Problems

#03

The amount of light collected depends on the area of the telescope aperture, which in turn depends on the square of the aperture diameter. So this is a proportions problem. If a 2 m telescope collects a certain amount of light in 1 hour, a 6 m can do the same in less time. How much less? Answer: the ratio of their diameters squared, or $2^2/6^2 \times 1 = (1/9)= 0.11$ hrs, or 6.7 min. A 12 m takes even less time, $2^2/12^2 \times 1 = (1/36) = 0.28$ hrs, or 1.7 min.

#04

Resolution depends on the ratio of the wavelength of observation divided by the telescope aperture.
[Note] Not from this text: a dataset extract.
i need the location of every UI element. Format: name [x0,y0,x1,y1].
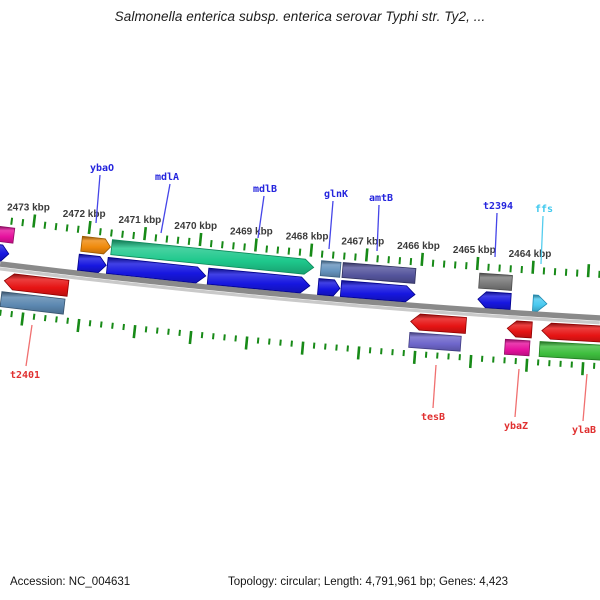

The formula from the text is

$$\alpha = 0.25'' \times \frac{\lambda}{D}$$

where $\alpha$ is the angular resolution in arcsec, $\lambda$ is the wavelength in microns, and $D$ is the telescope diameter in meters. The value given is $\alpha=0.05''$ at $\lambda=700$ nm. the problems are then comparisons to this reference for the same telescope (hence, the $D$ is not changing).
(a) 3.5 microns is 3500 nm, which is 5 times larger than 700 nm. The angular resolution must therefore be worse (i.e., bigger) by 5 times, or $5\times 0.05 = 0.25''$.
(b) Now the wavelength is shorter: 140 nm is 0.2 of 700 nm. So the resolution is better (i.e., smaller) by 0.2, or $0.2 \times 0.05 =0.01''$.